Raffaele Armando Califano Mundo (23 December 1857 in Naples, Kingdom of the Two Sicilies – 1930 in Naples) was an Italian painter.

His first master was the watercolor artist Giovanni Giordano Lanza (1827–1889), then he briefly studied at the Academy of Fine Arts of Naples, then he went to work in the studio under Stanislao Lista. He specialized in interior vedute, including Interno di San Domenico Maggiore a Naples, displayed at the Exhibition of Fine Arts in Turin del 1880 and the 1881 exhibition at Naples. He also painted landscapes and genre.

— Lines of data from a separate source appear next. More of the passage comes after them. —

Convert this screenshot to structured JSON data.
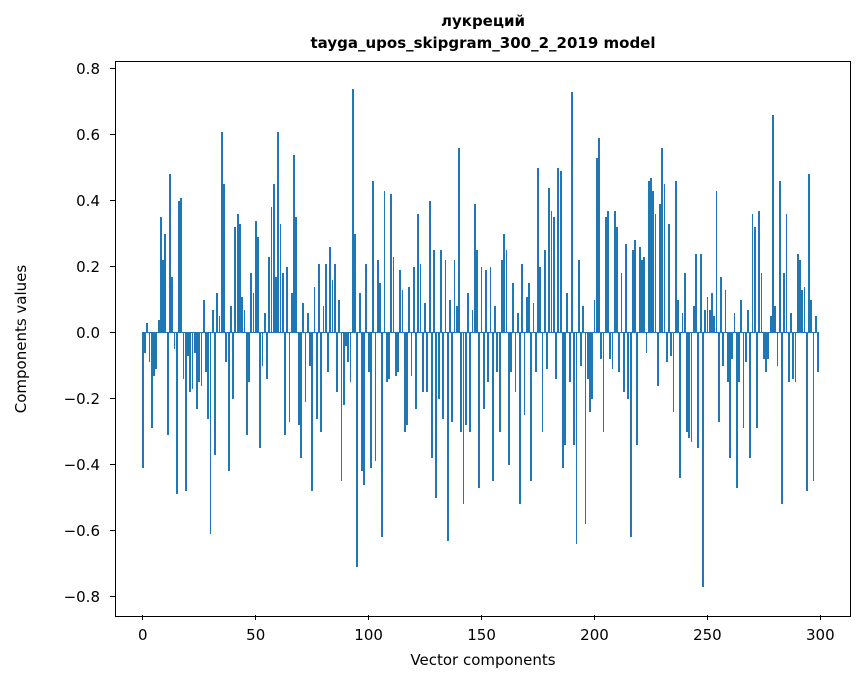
{
  "chart_data": {
    "type": "bar",
    "title_line1": "лукреций",
    "title_line2": "tayga_upos_skipgram_300_2_2019 model",
    "xlabel": "Vector components",
    "ylabel": "Components values",
    "x_ticks": [
      0,
      50,
      100,
      150,
      200,
      250,
      300
    ],
    "y_ticks": [
      0.8,
      0.6,
      0.4,
      0.2,
      0.0,
      -0.2,
      -0.4,
      -0.6,
      -0.8
    ],
    "xlim": [
      -12.4,
      313.6
    ],
    "ylim": [
      -0.86,
      0.82
    ],
    "grid": false,
    "legend": null,
    "bar_color": "#1f77b4",
    "n_components": 300,
    "values": [
      -0.41,
      -0.06,
      0.03,
      -0.09,
      -0.29,
      -0.13,
      -0.11,
      0.04,
      0.35,
      0.22,
      0.3,
      -0.31,
      0.48,
      0.17,
      -0.05,
      -0.49,
      0.4,
      0.41,
      -0.14,
      -0.48,
      -0.07,
      -0.18,
      -0.17,
      -0.06,
      -0.23,
      -0.15,
      -0.16,
      0.1,
      -0.12,
      -0.26,
      -0.61,
      0.07,
      -0.37,
      0.12,
      0.05,
      0.61,
      0.45,
      -0.09,
      -0.42,
      0.08,
      -0.2,
      0.32,
      0.36,
      0.33,
      0.11,
      0.07,
      -0.31,
      -0.15,
      0.18,
      0.12,
      0.34,
      0.29,
      -0.35,
      -0.1,
      0.06,
      -0.14,
      0.23,
      0.38,
      0.45,
      0.17,
      0.61,
      0.33,
      0.18,
      -0.31,
      0.2,
      -0.27,
      0.12,
      0.54,
      0.35,
      -0.28,
      -0.38,
      0.09,
      -0.21,
      0.06,
      -0.1,
      -0.48,
      0.14,
      -0.26,
      0.21,
      -0.3,
      0.08,
      0.21,
      -0.12,
      0.26,
      0.16,
      0.21,
      -0.18,
      0.1,
      -0.45,
      -0.22,
      -0.04,
      -0.09,
      -0.15,
      0.74,
      0.3,
      -0.71,
      0.12,
      -0.42,
      -0.46,
      0.21,
      -0.12,
      -0.41,
      0.46,
      -0.39,
      0.22,
      0.15,
      -0.62,
      0.43,
      -0.15,
      -0.14,
      0.42,
      0.23,
      -0.13,
      -0.12,
      0.19,
      0.13,
      -0.3,
      -0.28,
      0.14,
      -0.13,
      0.2,
      -0.23,
      0.36,
      0.21,
      -0.18,
      0.09,
      -0.18,
      0.4,
      -0.38,
      0.25,
      -0.5,
      -0.2,
      0.25,
      -0.26,
      0.22,
      -0.63,
      0.1,
      -0.27,
      0.22,
      0.08,
      0.56,
      -0.3,
      -0.52,
      -0.28,
      0.12,
      -0.3,
      0.07,
      0.39,
      0.25,
      -0.47,
      0.2,
      -0.23,
      0.19,
      -0.15,
      0.2,
      -0.45,
      0.08,
      -0.12,
      -0.3,
      0.22,
      0.3,
      0.25,
      -0.4,
      -0.12,
      0.15,
      -0.18,
      0.06,
      -0.52,
      0.21,
      -0.25,
      0.11,
      0.15,
      -0.45,
      0.09,
      -0.12,
      0.5,
      0.2,
      -0.3,
      0.25,
      -0.11,
      0.44,
      0.37,
      0.35,
      -0.14,
      0.5,
      0.49,
      -0.41,
      -0.34,
      0.12,
      -0.15,
      0.73,
      -0.34,
      -0.64,
      0.22,
      -0.1,
      0.08,
      -0.58,
      -0.14,
      -0.24,
      -0.2,
      0.1,
      0.53,
      0.59,
      -0.08,
      -0.3,
      0.35,
      0.37,
      -0.08,
      -0.11,
      0.37,
      0.32,
      -0.12,
      0.18,
      -0.18,
      0.27,
      -0.2,
      -0.62,
      0.25,
      0.28,
      -0.34,
      0.26,
      0.22,
      0.23,
      -0.06,
      0.46,
      0.47,
      0.43,
      0.36,
      -0.16,
      0.39,
      0.56,
      0.45,
      -0.09,
      0.33,
      -0.07,
      -0.24,
      0.46,
      0.1,
      -0.44,
      0.06,
      0.18,
      -0.3,
      -0.32,
      -0.33,
      0.08,
      0.24,
      -0.35,
      0.24,
      -0.77,
      0.07,
      0.11,
      0.07,
      0.12,
      0.05,
      0.43,
      -0.27,
      0.17,
      -0.1,
      0.13,
      -0.15,
      -0.38,
      -0.08,
      0.06,
      -0.47,
      -0.15,
      0.1,
      -0.29,
      -0.09,
      0.07,
      -0.38,
      0.36,
      0.32,
      -0.29,
      0.37,
      0.18,
      -0.08,
      -0.12,
      -0.08,
      0.05,
      0.66,
      0.08,
      -0.1,
      0.46,
      -0.52,
      0.18,
      0.36,
      -0.15,
      0.06,
      -0.14,
      -0.15,
      0.24,
      0.22,
      0.13,
      0.14,
      -0.48,
      0.48,
      0.1,
      -0.45,
      0.05,
      -0.12
    ]
  }
}
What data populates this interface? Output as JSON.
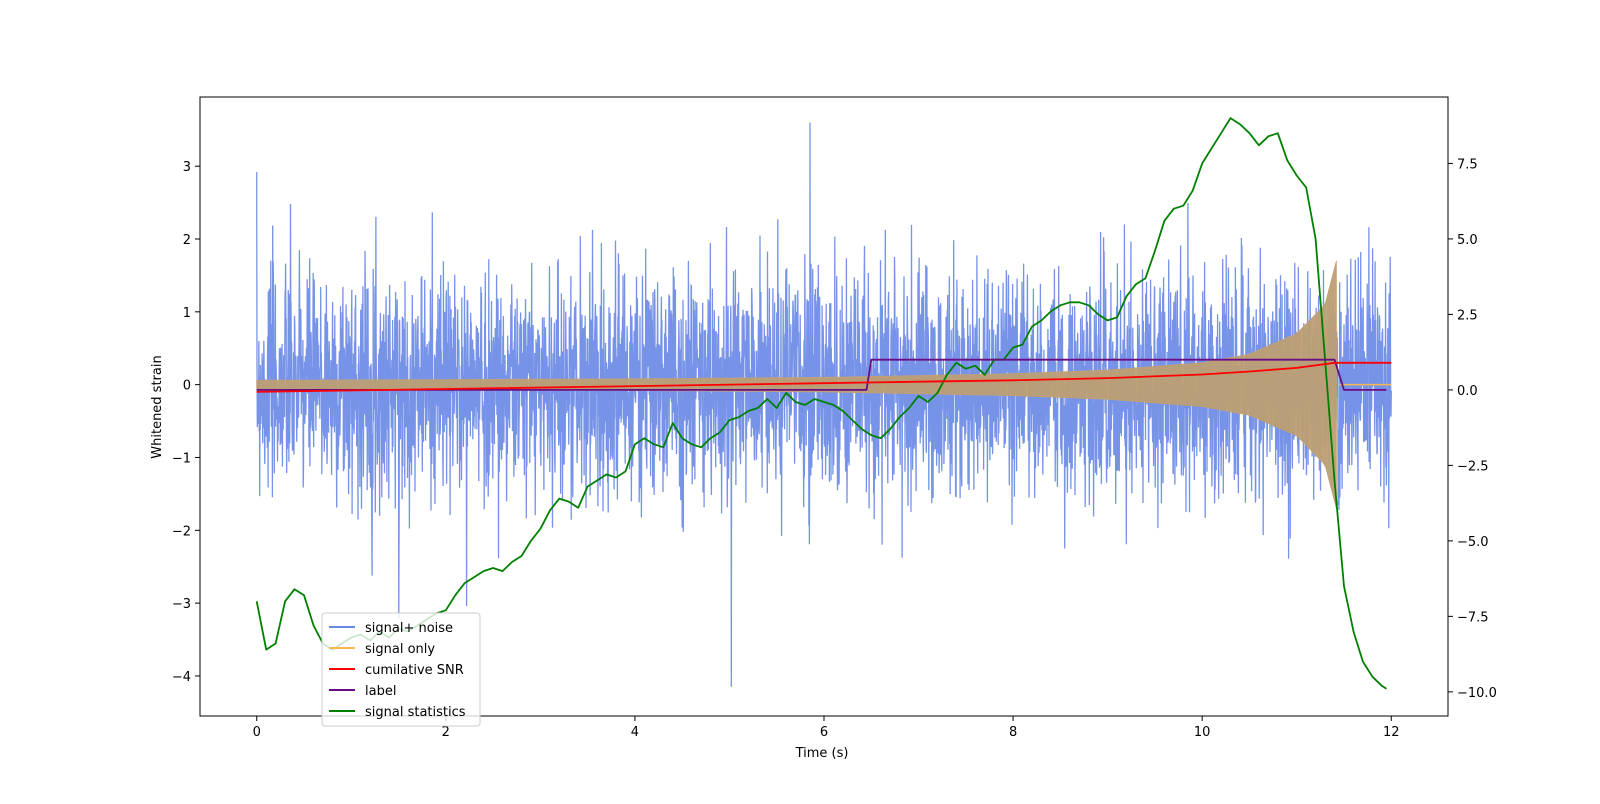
{
  "chart_data": {
    "type": "line",
    "xlabel": "Time (s)",
    "ylabel": "Whitened strain",
    "xlim": [
      -0.6,
      12.6
    ],
    "ylim": [
      -4.55,
      3.95
    ],
    "y2lim": [
      -10.8,
      9.7
    ],
    "xticks": [
      "0",
      "2",
      "4",
      "6",
      "8",
      "10",
      "12"
    ],
    "xtick_values": [
      0,
      2,
      4,
      6,
      8,
      10,
      12
    ],
    "yticks": [
      "−4",
      "−3",
      "−2",
      "−1",
      "0",
      "1",
      "2",
      "3"
    ],
    "ytick_values": [
      -4,
      -3,
      -2,
      -1,
      0,
      1,
      2,
      3
    ],
    "y2ticks": [
      "−10.0",
      "−7.5",
      "−5.0",
      "−2.5",
      "0.0",
      "2.5",
      "5.0",
      "7.5"
    ],
    "y2tick_values": [
      -10,
      -7.5,
      -5,
      -2.5,
      0,
      2.5,
      5,
      7.5
    ],
    "legend_position": "lower-left",
    "series": [
      {
        "name": "signal+ noise",
        "axis": "left",
        "color": "#6b8ae6",
        "kind": "noise",
        "x_range": [
          0,
          12
        ],
        "typical_amplitude": [
          -1.9,
          1.9
        ],
        "extremes": {
          "max": 3.6,
          "min": -4.15
        }
      },
      {
        "name": "signal only",
        "axis": "left",
        "color": "#f5b750",
        "kind": "chirp",
        "x_range": [
          0,
          11.45
        ],
        "envelope_points": [
          [
            0,
            0.06
          ],
          [
            2,
            0.07
          ],
          [
            4,
            0.08
          ],
          [
            6,
            0.1
          ],
          [
            8,
            0.15
          ],
          [
            9,
            0.2
          ],
          [
            10,
            0.3
          ],
          [
            10.5,
            0.42
          ],
          [
            11,
            0.7
          ],
          [
            11.3,
            1.1
          ],
          [
            11.42,
            1.7
          ],
          [
            11.45,
            0
          ]
        ]
      },
      {
        "name": "cumilative SNR",
        "axis": "left",
        "color": "#ff0000",
        "x": [
          0,
          2,
          4,
          6,
          7,
          8,
          9,
          10,
          10.5,
          11,
          11.4,
          12
        ],
        "y": [
          -0.1,
          -0.06,
          -0.02,
          0.02,
          0.04,
          0.06,
          0.09,
          0.14,
          0.18,
          0.23,
          0.3,
          0.3
        ]
      },
      {
        "name": "label",
        "axis": "right",
        "color": "#6a0d83",
        "x": [
          0,
          6.45,
          6.5,
          11.4,
          11.5,
          11.95
        ],
        "y": [
          0,
          0,
          1,
          1,
          0,
          0
        ]
      },
      {
        "name": "signal statistics",
        "axis": "right",
        "color": "#008000",
        "x": [
          0,
          0.1,
          0.2,
          0.3,
          0.4,
          0.5,
          0.6,
          0.7,
          0.8,
          0.9,
          1.0,
          1.1,
          1.2,
          1.3,
          1.4,
          1.5,
          1.6,
          1.7,
          1.8,
          1.9,
          2.0,
          2.1,
          2.2,
          2.3,
          2.4,
          2.5,
          2.6,
          2.7,
          2.8,
          2.9,
          3.0,
          3.1,
          3.2,
          3.3,
          3.4,
          3.5,
          3.6,
          3.7,
          3.8,
          3.9,
          4.0,
          4.1,
          4.2,
          4.3,
          4.4,
          4.5,
          4.6,
          4.7,
          4.8,
          4.9,
          5.0,
          5.1,
          5.2,
          5.3,
          5.4,
          5.5,
          5.6,
          5.7,
          5.8,
          5.9,
          6.0,
          6.1,
          6.2,
          6.3,
          6.4,
          6.5,
          6.6,
          6.7,
          6.8,
          6.9,
          7.0,
          7.1,
          7.2,
          7.3,
          7.4,
          7.5,
          7.6,
          7.7,
          7.8,
          7.9,
          8.0,
          8.1,
          8.2,
          8.3,
          8.4,
          8.5,
          8.6,
          8.7,
          8.8,
          8.9,
          9.0,
          9.1,
          9.2,
          9.3,
          9.4,
          9.5,
          9.6,
          9.7,
          9.8,
          9.9,
          10.0,
          10.1,
          10.2,
          10.3,
          10.4,
          10.5,
          10.6,
          10.7,
          10.8,
          10.9,
          11.0,
          11.1,
          11.2,
          11.3,
          11.4,
          11.5,
          11.6,
          11.7,
          11.8,
          11.9,
          11.95
        ],
        "y": [
          -7.0,
          -8.6,
          -8.4,
          -7.0,
          -6.6,
          -6.8,
          -7.8,
          -8.4,
          -8.6,
          -8.4,
          -8.2,
          -8.1,
          -8.3,
          -8.0,
          -8.2,
          -7.9,
          -8.0,
          -7.8,
          -7.6,
          -7.4,
          -7.3,
          -6.8,
          -6.4,
          -6.2,
          -6.0,
          -5.9,
          -6.0,
          -5.7,
          -5.5,
          -5.0,
          -4.6,
          -4.0,
          -3.6,
          -3.7,
          -3.9,
          -3.2,
          -3.0,
          -2.8,
          -2.9,
          -2.7,
          -1.8,
          -1.6,
          -1.8,
          -1.9,
          -1.1,
          -1.6,
          -1.8,
          -1.9,
          -1.6,
          -1.4,
          -1.0,
          -0.9,
          -0.7,
          -0.6,
          -0.3,
          -0.6,
          -0.1,
          -0.4,
          -0.5,
          -0.3,
          -0.4,
          -0.5,
          -0.7,
          -1.0,
          -1.3,
          -1.5,
          -1.6,
          -1.3,
          -0.9,
          -0.6,
          -0.2,
          -0.4,
          -0.1,
          0.5,
          0.9,
          0.7,
          0.8,
          0.5,
          1.0,
          1.0,
          1.4,
          1.5,
          2.1,
          2.3,
          2.6,
          2.8,
          2.9,
          2.9,
          2.8,
          2.5,
          2.3,
          2.4,
          3.1,
          3.5,
          3.7,
          4.6,
          5.6,
          6.0,
          6.1,
          6.6,
          7.5,
          8.0,
          8.5,
          9.0,
          8.8,
          8.5,
          8.1,
          8.4,
          8.5,
          7.6,
          7.1,
          6.7,
          5.0,
          1.0,
          -3.0,
          -6.5,
          -8.0,
          -9.0,
          -9.5,
          -9.8,
          -9.9
        ]
      }
    ]
  }
}
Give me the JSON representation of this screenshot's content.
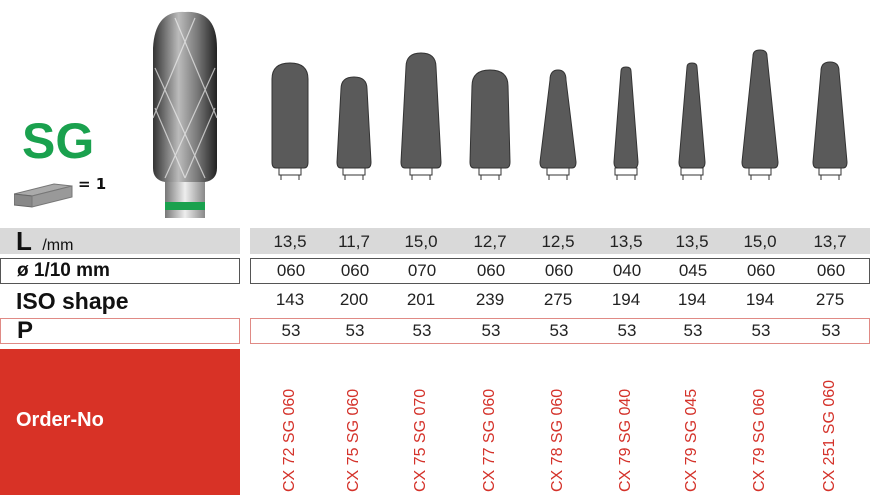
{
  "series_code": "SG",
  "pack_quantity": "= 1",
  "colors": {
    "accent_green": "#1aa14e",
    "order_red": "#d83226",
    "bur_head": "#5a5a5a",
    "row_gray": "#d9d9d9"
  },
  "rows": {
    "length": {
      "label_main": "L",
      "label_unit": "/mm",
      "values": [
        "13,5",
        "11,7",
        "15,0",
        "12,7",
        "12,5",
        "13,5",
        "13,5",
        "15,0",
        "13,7"
      ]
    },
    "diameter": {
      "label": "ø 1/10 mm",
      "values": [
        "060",
        "060",
        "070",
        "060",
        "060",
        "040",
        "045",
        "060",
        "060"
      ]
    },
    "iso_shape": {
      "label": "ISO shape",
      "values": [
        "143",
        "200",
        "201",
        "239",
        "275",
        "194",
        "194",
        "194",
        "275"
      ]
    },
    "p": {
      "label": "P",
      "values": [
        "53",
        "53",
        "53",
        "53",
        "53",
        "53",
        "53",
        "53",
        "53"
      ]
    },
    "order_no": {
      "label": "Order-No",
      "values": [
        "CX 72 SG 060",
        "CX 75 SG 060",
        "CX 75 SG 070",
        "CX 77 SG 060",
        "CX 78 SG 060",
        "CX 79 SG 040",
        "CX 79 SG 045",
        "CX 79 SG 060",
        "CX 251 SG 060"
      ]
    }
  }
}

His painting of Mario canvas exhibited at the 1882 Italo-Spanish Exposition in Berlin; his painting Causeries was sold to Augusto Riccardi, Diplomatic Consul of Austria-Hungary in Naples: Cassetta Farnese exhibited at the 1889 Mostra Promotrice of Naples; Quiara and La preghiera nella Moschea displayed at the Mostra Permanente of Rome.

He was also known as an essayist, a career he developed from 1910 onward. He exhibited at the Neapolitan Promotrice until 1911. he was named honorary professor at the Accademia di Napoli in 1902, after which he wrote educational texts about painting.